Critical SSL VPN Flaw in FortiOS Warned by Fortinet, Potentially Exploited in Active Attacks


Fortinet has disclosed a critical security flaw, CVE-2024-21762, affecting FortiOS SSL VPN, with a CVSS score of 9.6. This vulnerability permits the execution of arbitrary code or commands via specially crafted HTTP requests. The company warns that this flaw is likely being actively exploited in the wild. The impacted versions include FortiOS 7.4, 7.2, 7.0, 6.4, 6.2, and 6.0, with specific upgrade recommendations provided.

In addition to this, Fortinet has issued patches for CVE-2024-23108 and CVE-2024-23109, affecting FortiSIEM supervisor, which allows unauthorized command execution via crafted API requests. Recent events have highlighted the exploitation of Fortinet devices by state-sponsored actors, as seen in the Netherlands government's revelation of Chinese state-sponsored infiltration using known Fortinet FortiGate flaws to deploy a backdoor named COATHANGER.

Fortinet also reported the exploitation of N-day vulnerabilities like CVE-2022-42475 and CVE-2023-27997 by various threat actors targeting governments, service providers, consultancies, and critical infrastructure organizations. Notably, Chinese threat actors have been associated with zero-day exploitation of Fortinet appliances in deploying various implants.

Furthermore, the U.S. government's advisory on the Volt Typhoon group emphasizes their exploitation of known and zero-day flaws in networking appliances, including those from Fortinet, for long-term persistence in critical infrastructure.
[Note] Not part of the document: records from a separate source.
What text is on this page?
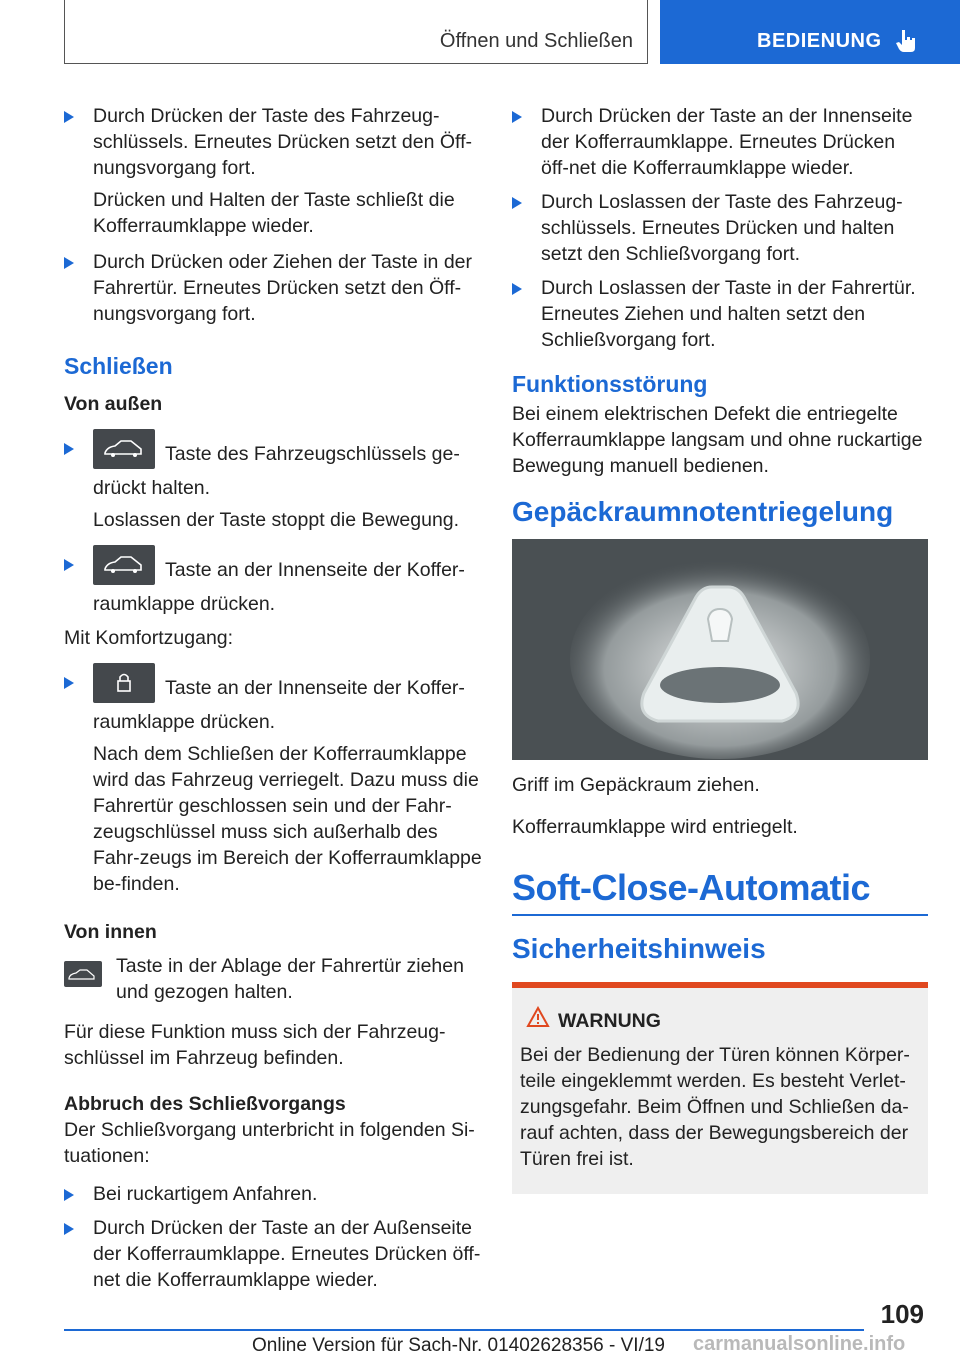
Öffnen und Schließen	BEDIENUNG

Durch Drücken der Taste des Fahrzeug-schlüssels. Erneutes Drücken setzt den Öff-nungsvorgang fort.

Drücken und Halten der Taste schließt die Kofferraumklappe wieder.

Durch Drücken oder Ziehen der Taste in der Fahrertür. Erneutes Drücken setzt den Öff-nungsvorgang fort.

Schließen

Von außen

Taste des Fahrzeugschlüssels ge-drückt halten.

Loslassen der Taste stoppt die Bewegung.

Taste an der Innenseite der Koffer-raumklappe drücken.

Mit Komfortzugang:

Taste an der Innenseite der Koffer-raumklappe drücken.

Nach dem Schließen der Kofferraumklappe wird das Fahrzeug verriegelt. Dazu muss die Fahrertür geschlossen sein und der Fahr-zeugschlüssel muss sich außerhalb des Fahr-zeugs im Bereich der Kofferraumklappe be-finden.

Von innen

Taste in der Ablage der Fahrertür ziehen und gezogen halten.

Für diese Funktion muss sich der Fahrzeug-schlüssel im Fahrzeug befinden.

Abbruch des Schließvorgangs

Der Schließvorgang unterbricht in folgenden Si-tuationen:

Bei ruckartigem Anfahren.

Durch Drücken der Taste an der Außenseite der Kofferraumklappe. Erneutes Drücken öff-net die Kofferraumklappe wieder.

Durch Drücken der Taste an der Innenseite der Kofferraumklappe. Erneutes Drücken öff-net die Kofferraumklappe wieder.

Durch Loslassen der Taste des Fahrzeug-schlüssels. Erneutes Drücken und halten setzt den Schließvorgang fort.

Durch Loslassen der Taste in der Fahrertür. Erneutes Ziehen und halten setzt den Schließvorgang fort.

Funktionsstörung

Bei einem elektrischen Defekt die entriegelte Kofferraumklappe langsam und ohne ruckartige Bewegung manuell bedienen.

Gepäckraumnotentriegelung

Griff im Gepäckraum ziehen.

Kofferraumklappe wird entriegelt.

Soft-Close-Automatic

Sicherheitshinweis

WARNUNG

Bei der Bedienung der Türen können Körper-teile eingeklemmt werden. Es besteht Verlet-zungsgefahr. Beim Öffnen und Schließen da-rauf achten, dass der Bewegungsbereich der Türen frei ist.

109
Online Version für Sach-Nr. 01402628356 - VI/19 carmanualsonline.info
China has denied these allegations, reciprocating with accusations against the U.S. for conducting cyber attacks.

The campaigns conducted by China and Russia highlight the increasing threat to internet-facing edge devices, which lack endpoint detection and response (EDR) support, making them susceptible to abuse. The attacks demonstrate the use of resolved N-day vulnerabilities and living-off-the-land techniques, characteristic of the Volt Typhoon group's behaviour.

CISA has confirmed active exploitation of CVE-2024-21762 and mandated fixes for federal agencies by February 16, 2024, to bolster network security against potential threats. Overall, the article underscores the critical need for organizations to promptly apply security patches and fortify defences against evolving cyber threats targeting network infrastructure.